Let’s trace the part that’s giving us the long execution string. We call the module-level function timeit.timeit, which creates a Timer object and returns the result of calling its timeit method. No surprise that we got identical results between our method #1 and method #3 above.

The Timer object checks to see if you’ve passed it strings or callables as its stmt and setup parameters. In our case both are strings. The init method splices the strings into the source code here:

timeit.py

src = template % {'stmt': stmt, 'setup': setup}

We can isolate this in the REPL if we want to be extra-sure of how it works:

timeit.py

>>> template = """
... def inner(_it, _timer):
...     %(setup)s
...     _t0 = _timer()
...     for _i in _it:
...         %(stmt)s
...     _t1 = _timer()
...     return _t1 - _t0
... """
>>> stmt = "pass"
>>> setup = "print 'here we go'"
>>> print template % {'stmt': stmt, 'setup': setup}

def inner(_it, _timer):
    print 'here we go'
    _t0 = _timer()
    for _i in _it:
        pass
    _t1 = _timer()
    return _t1 - _t0

Got it – simple, legal python code is generated. So where is our regular expression getting screwed up? Let’s take a look at the code generated in our actual test by inserting a print statement into the timeit module. (First we’ll copy the module over to our current working directory, to avoid modifying our actual standard library.)

timeit.py

src = template % {'stmt': stmt, 'setup': setup}
print src

And now calling test_with_timeit.py again, it prints:

def inner(_it, _timer):
    import re;
    import string;
    double = re.compile(r"([a-z])()");
    short_test = "hee" + string.lowercase;
    long_test = "hee" + string.lowercase*200

    _t0 = _timer()
    for _i in _it:
        double.search(short_test)
    _t1 = _timer()
    return _t1 - _t0

This looks mostly reasonable … but hey, wait, what happened to the regular expression?

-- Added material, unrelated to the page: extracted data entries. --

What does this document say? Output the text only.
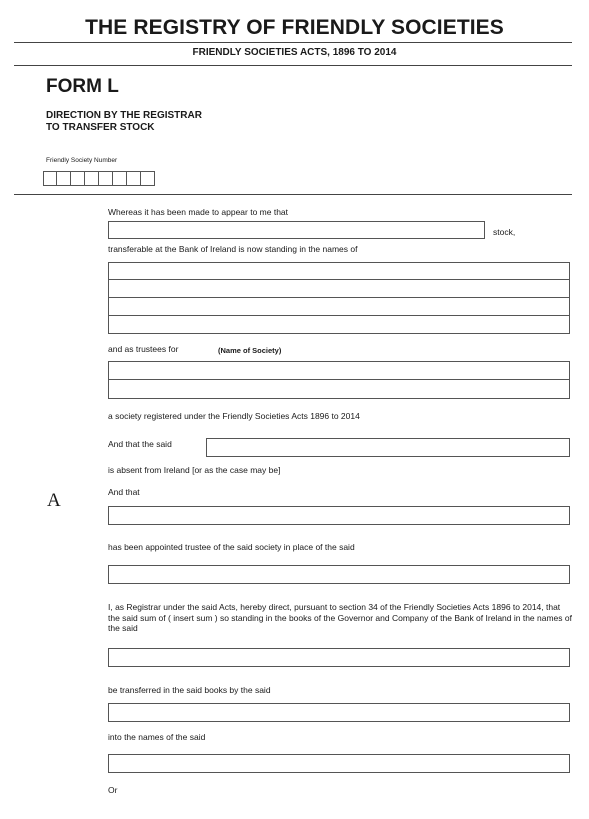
THE REGISTRY OF FRIENDLY SOCIETIES
FRIENDLY SOCIETIES ACTS, 1896 TO 2014
FORM L
DIRECTION BY THE REGISTRAR
TO TRANSFER STOCK
Friendly Society Number
Whereas it has been made to appear to me that
stock,
transferable at the Bank of Ireland is now standing in the names of
and as trustees for	(Name of Society)
a society registered under the Friendly Societies Acts 1896 to 2014
And that the said
is absent from Ireland [or as the case may be]
And that
A
has been appointed trustee of the said society in place of the said
I, as Registrar under the said Acts, hereby direct, pursuant to section 34 of the Friendly Societies Acts 1896 to 2014, that the said sum of ( insert sum ) so standing in the books of the Governor and Company of the Bank of Ireland in the names of the said
be transferred in the said books by the said
into the names of the said
Or
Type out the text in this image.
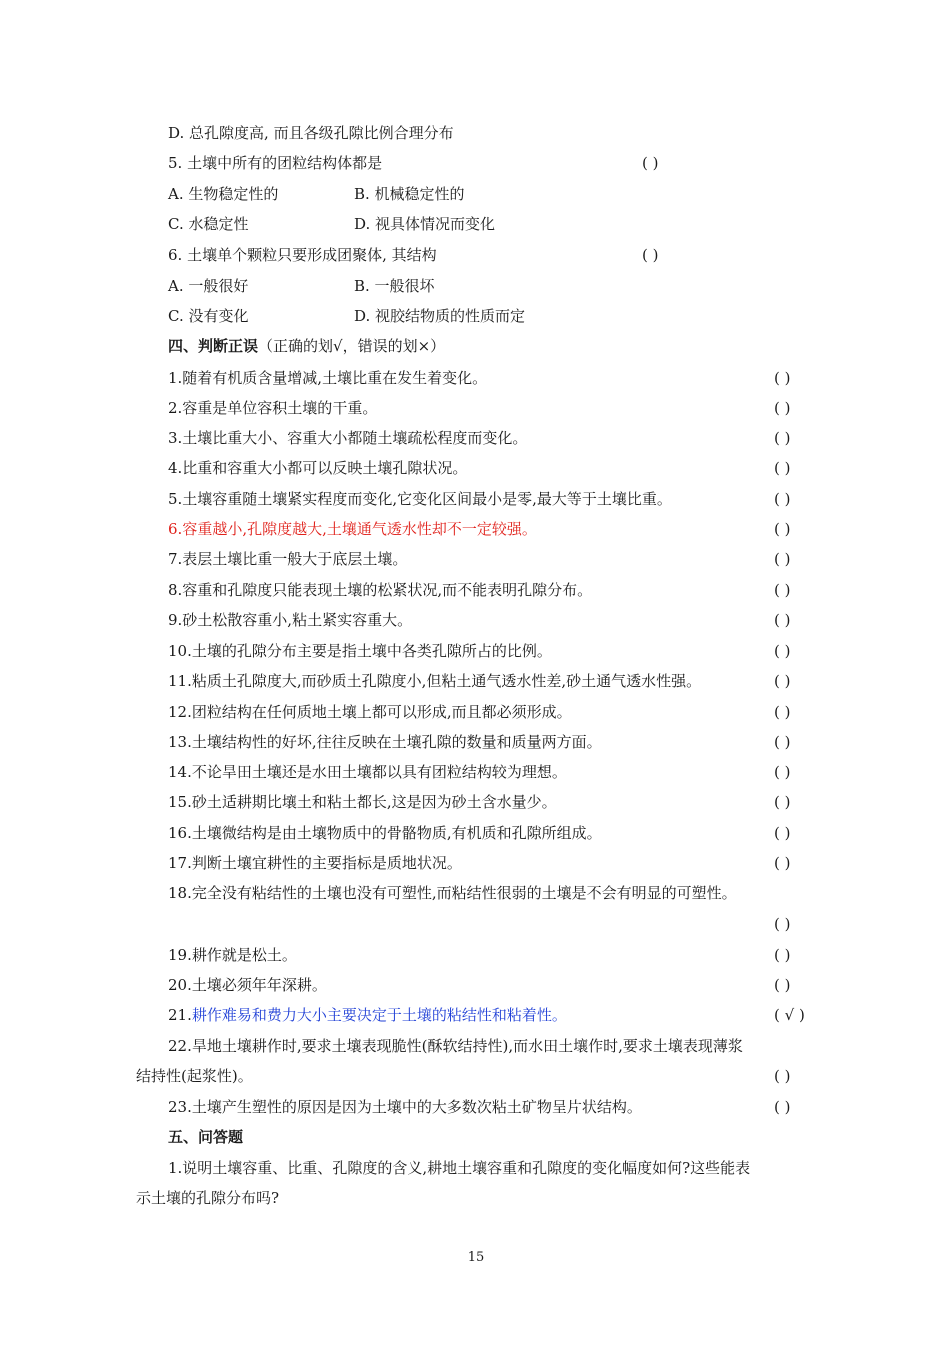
D. 总孔隙度高, 而且各级孔隙比例合理分布
5. 土壤中所有的团粒结构体都是	( )
A. 生物稳定性的	B. 机械稳定性的
C. 水稳定性	D. 视具体情况而变化
6. 土壤单个颗粒只要形成团聚体, 其结构	( )
A. 一般很好	B. 一般很坏
C. 没有变化	D. 视胶结物质的性质而定
四、判断正误（正确的划√，错误的划×）
1.随着有机质含量增减,土壤比重在发生着变化。	( )
2.容重是单位容积土壤的干重。	( )
3.土壤比重大小、容重大小都随土壤疏松程度而变化。	( )
4.比重和容重大小都可以反映土壤孔隙状况。	( )
5.土壤容重随土壤紧实程度而变化,它变化区间最小是零,最大等于土壤比重。	( )
6.容重越小,孔隙度越大,土壤通气透水性却不一定较强。	( )
7.表层土壤比重一般大于底层土壤。	( )
8.容重和孔隙度只能表现土壤的松紧状况,而不能表明孔隙分布。	( )
9.砂土松散容重小,粘土紧实容重大。	( )
10.土壤的孔隙分布主要是指土壤中各类孔隙所占的比例。	( )
11.粘质土孔隙度大,而砂质土孔隙度小,但粘土通气透水性差,砂土通气透水性强。	( )
12.团粒结构在任何质地土壤上都可以形成,而且都必须形成。	( )
13.土壤结构性的好坏,往往反映在土壤孔隙的数量和质量两方面。	( )
14.不论旱田土壤还是水田土壤都以具有团粒结构较为理想。	( )
15.砂土适耕期比壤土和粘土都长,这是因为砂土含水量少。	( )
16.土壤微结构是由土壤物质中的骨骼物质,有机质和孔隙所组成。	( )
17.判断土壤宜耕性的主要指标是质地状况。	( )
18.完全没有粘结性的土壤也没有可塑性,而粘结性很弱的土壤是不会有明显的可塑性。
( )
19.耕作就是松土。	( )
20.土壤必须年年深耕。	( )
21.耕作难易和费力大小主要决定于土壤的粘结性和粘着性。	( √ )
22.旱地土壤耕作时,要求土壤表现脆性(酥软结持性),而水田土壤作时,要求土壤表现薄浆
结持性(起浆性)。	( )
23.土壤产生塑性的原因是因为土壤中的大多数次粘土矿物呈片状结构。	( )
五、问答题
1.说明土壤容重、比重、孔隙度的含义,耕地土壤容重和孔隙度的变化幅度如何?这些能表
示土壤的孔隙分布吗?
15
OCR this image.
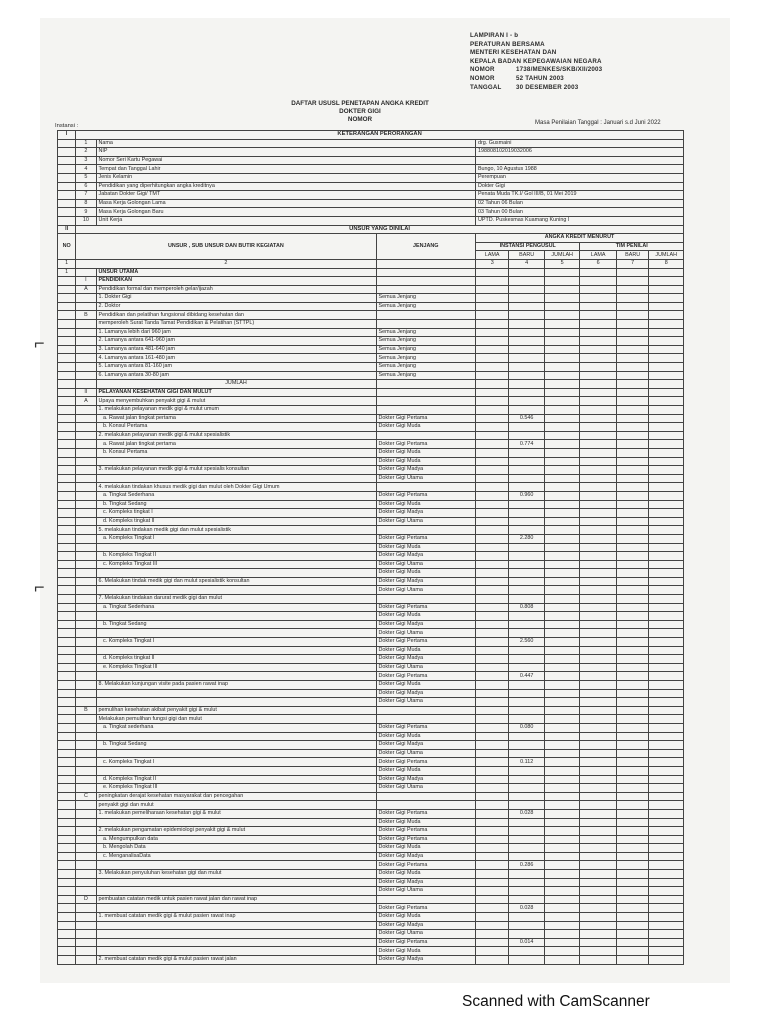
LAMPIRAN I - b
PERATURAN BERSAMA
MENTERI KESEHATAN DAN
KEPALA BADAN KEPEGAWAIAN NEGARA
NOMOR	1738/MENKES/SKB/XII/2003
NOMOR	52 TAHUN 2003
TANGGAL	30 DESEMBER 2003
DAFTAR USUSL PENETAPAN ANGKA KREDIT
DOKTER GIGI
NOMOR
Instansi :	Masa Penilaian Tanggal : Januari s.d Juni 2022
I	KETERANGAN PERORANGAN								
	1	Nama		drg. Gusmaini					
	2	NIP		198808102019032006					
	3	Nomor Seri Kartu Pegawai							
	4	Tempat dan Tanggal Lahir		Bungo, 10 Agustus 1988					
	5	Jenis Kelamin		Perempuan					
	6	Pendidikan yang diperhitungkan angka kreditnya		Dokter Gigi					
	7	Jabatan Dokter Gigi/ TMT		Penata Muda TK.I/ Gol III/B, 01 Mei 2019					
	8	Masa Kerja Golongan Lama		02 Tahun 06 Bulan					
	9	Masa Kerja Golongan Baru		03 Tahun 00 Bulan					
	10	Unit Kerja		UPTD. Puskesmas Kuamang Kuning I					
II	UNSUR YANG DINILAI								
NO	UNSUR , SUB UNSUR DAN BUTIR KEGIATAN		JENJANG	ANGKA KREDIT MENURUT					
				INSTANSI PENGUSUL			TIM PENILAI		
				LAMA	BARU	JUMLAH	LAMA	BARU	JUMLAH
1	2			3	4	5	6	7	8
1		UNSUR UTAMA							
	I	PENDIDIKAN							
	A	Pendidikan formal dan memperoleh gelar/ijazah							
		1. Dokter Gigi	Semua Jenjang						
		2. Doktor	Semua Jenjang						
	B	Pendidikan dan pelatihan fungsional dibidang kesehatan dan							
		memperoleh Surat Tanda Tamat Pendidikan & Pelatihan (STTPL)							
		1. Lamanya lebih dari 960 jam	Semua Jenjang						
		2. Lamanya antara 641-960 jam	Semua Jenjang						
		3. Lamanya antara 481-640 jam	Semua Jenjang						
		4. Lamanya antara 161-480 jam	Semua Jenjang						
		5. Lamanya antara 81-160 jam	Semua Jenjang						
		6. Lamanya antara 30-80 jam	Semua Jenjang						
		JUMLAH							
	II	PELAYANAN KESEHATAN GIGI DAN MULUT							
	A	Upaya menyembuhkan penyakit gigi & mulut							
		1. melakukan pelayanan medik gigi & mulut umum							
		a. Rawat jalan tingkat pertama	Dokter Gigi Pertama		0.546				
		b. Konsul Pertama	Dokter Gigi Muda						
		2. melakukan pelayanan medik gigi & mulut spesialistik							
		a. Rawat jalan tingkat pertama	Dokter Gigi Pertama		0.774				
		b. Konsul Pertama	Dokter Gigi Muda						
			Dokter Gigi Muda						
		3. melakukan pelayanan medik gigi & mulut spesialis konsultan	Dokter Gigi Madya						
			Dokter Gigi Utama						
		4. melakukan tindakan khusus medik gigi dan mulut oleh Dokter Gigi Umum							
		a. Tingkat Sederhana	Dokter Gigi Pertama		0.960				
		b. Tingkat Sedang	Dokter Gigi Muda						
		c. Kompleks tingkat I	Dokter Gigi Madya						
		d. Kompleks tingkat II	Dokter Gigi Utama						
		5. melakukan tindakan medik gigi dan mulut spesialistik							
		a. Kompleks Tingkat I	Dokter Gigi Pertama		2.280				
			Dokter Gigi Muda						
		b. Kompleks Tingkat II	Dokter Gigi Madya						
		c. Kompleks Tingkat III	Dokter Gigi Utama						
			Dokter Gigi Muda						
		6. Melakukan tindak medik gigi dan mulut spesialistik konsultan	Dokter Gigi Madya						
			Dokter Gigi Utama						
		7. Melakukan tindakan darurat medik gigi dan mulut							
		a. Tingkat Sederhana	Dokter Gigi Pertama		0.808				
			Dokter Gigi Muda						
		b. Tingkat Sedang	Dokter Gigi Madya						
			Dokter Gigi Utama						
		c. Kompleks Tingkat I	Dokter Gigi Pertama		2.560				
			Dokter Gigi Muda						
		d. Kompleks tingkat II	Dokter Gigi Madya						
		e. Kompleks Tingkat III	Dokter Gigi Utama						
			Dokter Gigi Pertama		0.447				
		8. Melakukan kunjungan visite pada pasien rawat inap	Dokter Gigi Muda						
			Dokter Gigi Madya						
			Dokter Gigi Utama						
	B	pemulihan kesehatan akibat penyakit gigi & mulut							
		Melakukan pemulihan fungsi gigi dan mulut							
		a. Tingkat sederhana	Dokter Gigi Pertama		0.080				
			Dokter Gigi Muda						
		b. Tingkat Sedang	Dokter Gigi Madya						
			Dokter Gigi Utama						
		c. Kompleks Tingkat I	Dokter Gigi Pertama		0.112				
			Dokter Gigi Muda						
		d. Kompleks Tingkat II	Dokter Gigi Madya						
		e. Kompleks Tingkat III	Dokter Gigi Utama						
	C	peningkatan derajat kesehatan masyarakat dan pencegahan							
		penyakit gigi dan mulut							
		1. melakukan pemeliharaan kesehatan gigi & mulut	Dokter Gigi Pertama		0.028				
			Dokter Gigi Muda						
		2. melakukan pengamatan epidemiologi penyakit gigi & mulut	Dokter Gigi Pertama						
		a. Mengumpulkan data	Dokter Gigi Pertama						
		b. Mengolah Data	Dokter Gigi Muda						
		c. MenganalisaData	Dokter Gigi Madya						
			Dokter Gigi Pertama		0.286				
		3. Melakukan penyuluhan kesehatan gigi dan mulut	Dokter Gigi Muda						
			Dokter Gigi Madya						
			Dokter Gigi Utama						
	D	pembuatan catatan medik untuk pasien rawat jalan dan rawat inap							
			Dokter Gigi Pertama		0.028				
		1. membuat catatan medik gigi & mulut pasien rawat inap	Dokter Gigi Muda						
			Dokter Gigi Madya						
			Dokter Gigi Utama						
			Dokter Gigi Pertama		0.014				
			Dokter Gigi Muda						
		2. membuat catatan medik gigi & mulut pasien rawat jalan	Dokter Gigi Madya						
⌐
⌐
Scanned with CamScanner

double = re.compile(r"([a-z])()");

That’s not right! Changing print src to print repr(src) gives us a better idea what’s up – the relevant line is now:

double = re.compile(r"([a-z])(\x01)");

And looking back at the SETUP string … uh-oh, this isn’t a raw string, and it contains an escape character ((\1)). We can tell we’re in trouble immediately in the REPL:

>>> print "\1"

>>> repr("\1")
"'\\x01'"

Why does this happen? We can consult the docs on string literals to find out. Unless you’re working with a raw string (one prefixed with r or R), escape characters are interpreted the same way they are in C. Our text, a backslash followed by a number, matches the pattern for an octal digit: a backslash followed by 1-3 integers. \ooo indicates a character with the octal value ooo. And that’s exactly what we’ve done:

>>> ord("\1")
1
>>> chr(1)
'\x01'

\x01 is a legal (though unprintable) character, and it doesn’t appear in our long string to test the regular expression. So of course the longer one took a longer time – it had to traverse the entire string looking for \x01, which it never found.

The fix is quite easy – one character, in fact. Make the SETUP string raw:

SETUP = r"""import re;
import string;
double = re.compile(r"([a-z])(\1)");
short_test = "hee" + string.lowercase;
long_test = "hee" + string.lowercase*200
"""

… and the problem is solved. So we can pop a bunch of frame off our problem stack and go investigate the string copying, which is in fact the issue.

 ---------------------------
| reg exp? or string copy?  |
 ---------------------------
| function is so slow, why? |
 ---------------------------
|   find a faster solution  |
 ---------------------------
|  solve wordplay problem   | (oldest)
 ---------------------------

Lessons learned

Interesting bugs are a ton of fun! Now for a bit of introspection: what could have gone better?

Most obviously, I could have spent less time on the regular-expression branch of why the function was slow, especially as the stack grew. Whether I should have done this depends on your perspective: at Hacker School, I’m almost 100% learning motivated and about 0% get-it-done motivated, so my time to solve the bug is virtually unbounded.
I was slightly overconfident about understanding how the timeit code splicing happened. The code looked so simple that I didn’t bother to check my understanding at first.
Passing timeit.timeit strings is an unwieldy way of doing timing. I should have been using either the callable option, or just timing with time python test_file.py from the command line. Both of these would have been easier to work with and would have sidestepped the bug.
My mental model of regular expressions was largely correct. That’s satisfying.
Strings! Ouch. This may not seem like much of a lesson, but it’s useful to add to my mental list of Places That Bugs Lurk.